Monday, September 2, 2013


The current state of the Nigerian economy and its infrastructural leanings is unfathomable. Thanks to years of neglect, corruption and nonchalance by the despots that masquerade as leaders since independence.
With a staggering population of 175 million (2013 est.), our human resource and propensity to develop is and should be unrivalled but the glaring and unfortunate reality shows clearly we are micromanaging our potentials.

In Nigeria, bringing up good reforms in key sectors of the economy from Agriculture, Health, Education and Power has never been a challenge. In fact, it’s as routine as coffee breaks. We get lost in the process due to the sabotaging efforts of our self-seeking and politically minded leaders.

Of note is the Nigerian education sector. Since the return of democracy in 1999, the country has had ten Education Ministers with each of them introducing supposedly good policies. Just as the seeds begin to blossom into a flower, the administration is changed, the policies have not had the capacity to run on autopilot and we begin to undulate in a cyclic twist of ineptitude.

When Dr. Obiageli Ezekwesili, the immediate past World Bank Managing Director for Africa was Nigeria’s Education Minister, she did curate a couple of policies by reinventing the country’s Education framework from 6-3-3-4 to 9-3-4. Six years after, the ripple effects of policies like these are at an abysmal low.

Classrooms from Primary to Tertiary institutions of learning in the country are an eyesore; other physical infrastructures that actually make learning comfortable like furniture are dilapidated. There are no books in the libraries and if they are, it’s outdated. The curriculum and instructional guides are not pedagogical and to crown the insolence, the graduates that are churned out of the system can’t compete for jobs in the industrial age, more less this information age.

I’m not in any way swerving towards pessimism, in fact, I’m an eternal optimist. In the midst of this madness, there seem to be some few flashes of brilliance. For the past two years, The Nigerian Agriculture Ministry has been managed by a technocrat who sees the big picture.

Nigeria’s agricultural output for two years now has consistently been northward bound. The Minister has an eye for detail and he’s quite prescient in managing the people and the processes in the ministry.
Prior to 2011, Nigeria loses 66% of its agricultural produce just from the farm to the market. The entire value and supply chain wasn’t seamless. Dr. Adesina, the man at the helm of affairs adopted and implemented strategies that were sine qua non to sustainable development.

For instance, the Nigerian fertilizer distribution chain was reeking with corruption prior to his arrival. The real beneficiaries, the farmers have been constantly force-fed with a constant diet of half-truths and whole lies regarding the status of their fertilizer needs. The real case scenario at the point was that the elites where diverting the subsidized or near-free fertilizers into the commercial markets.
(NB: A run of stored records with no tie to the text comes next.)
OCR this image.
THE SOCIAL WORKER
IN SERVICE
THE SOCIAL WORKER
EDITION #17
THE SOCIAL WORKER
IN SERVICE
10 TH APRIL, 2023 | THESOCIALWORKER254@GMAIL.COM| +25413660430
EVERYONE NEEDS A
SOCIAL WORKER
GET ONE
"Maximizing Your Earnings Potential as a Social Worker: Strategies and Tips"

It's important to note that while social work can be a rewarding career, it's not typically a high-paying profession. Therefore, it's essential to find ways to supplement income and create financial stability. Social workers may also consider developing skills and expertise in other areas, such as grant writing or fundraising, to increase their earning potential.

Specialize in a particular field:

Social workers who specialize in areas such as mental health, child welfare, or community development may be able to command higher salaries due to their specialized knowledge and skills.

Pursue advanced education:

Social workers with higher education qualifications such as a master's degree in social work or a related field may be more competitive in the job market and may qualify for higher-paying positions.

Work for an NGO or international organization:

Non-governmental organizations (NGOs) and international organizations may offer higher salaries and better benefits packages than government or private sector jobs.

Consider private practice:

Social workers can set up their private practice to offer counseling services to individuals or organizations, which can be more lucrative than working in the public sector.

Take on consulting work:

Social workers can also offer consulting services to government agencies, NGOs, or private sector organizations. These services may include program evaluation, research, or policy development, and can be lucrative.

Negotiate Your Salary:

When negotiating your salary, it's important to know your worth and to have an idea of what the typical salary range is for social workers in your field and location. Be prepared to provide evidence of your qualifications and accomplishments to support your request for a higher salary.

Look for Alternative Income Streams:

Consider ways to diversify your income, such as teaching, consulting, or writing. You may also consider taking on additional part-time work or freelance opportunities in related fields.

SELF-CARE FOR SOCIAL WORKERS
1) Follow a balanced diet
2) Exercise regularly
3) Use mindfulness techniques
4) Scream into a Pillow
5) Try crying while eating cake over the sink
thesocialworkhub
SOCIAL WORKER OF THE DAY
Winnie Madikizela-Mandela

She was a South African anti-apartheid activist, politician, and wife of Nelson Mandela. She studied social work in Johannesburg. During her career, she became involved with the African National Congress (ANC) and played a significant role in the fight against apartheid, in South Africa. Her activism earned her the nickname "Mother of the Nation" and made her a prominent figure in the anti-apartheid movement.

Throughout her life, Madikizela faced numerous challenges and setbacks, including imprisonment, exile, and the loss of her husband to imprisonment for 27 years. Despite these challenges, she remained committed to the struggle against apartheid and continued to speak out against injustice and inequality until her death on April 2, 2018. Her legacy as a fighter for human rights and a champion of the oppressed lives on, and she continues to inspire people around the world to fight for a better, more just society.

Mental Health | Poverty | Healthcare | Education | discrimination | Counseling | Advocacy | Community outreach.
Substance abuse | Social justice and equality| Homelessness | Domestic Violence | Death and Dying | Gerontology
As soon as this gaping hole was closed, agricultural output in 2012 had an increase of 42% and was the highest contributor to the GDP only after the Petroleum Ministry. That’s the power a maverick wields in making developmental agendas work. For development to have a place of permanence in our polity, those in the position of authority like this must stick to be transformational and not transactional leaders.

The reform for development in key areas is imperative and long overdue and I’m of the opinion that we consistently need to drive ourselves towards perfection. The key policy wonks must put the qualified people at the right places so we would hasten up the pace of development and make our society become that last best hope, for all those who are called to the cause of freedom, who yearn for a life of peace and who want a better future.

As we approach 2015, it’s propitious of us to revisit the Millennium Development Goals (MDGs) which is an acceptable international benchmark of development and ask ourselves stern questions on what we did right and where we went wrong for progress to be entrenched. There sure wouldn’t be development without the people and this would in turn make the citizens of the country regain believe in themselves, putting away the complexes of the years of denigration and self-abasement.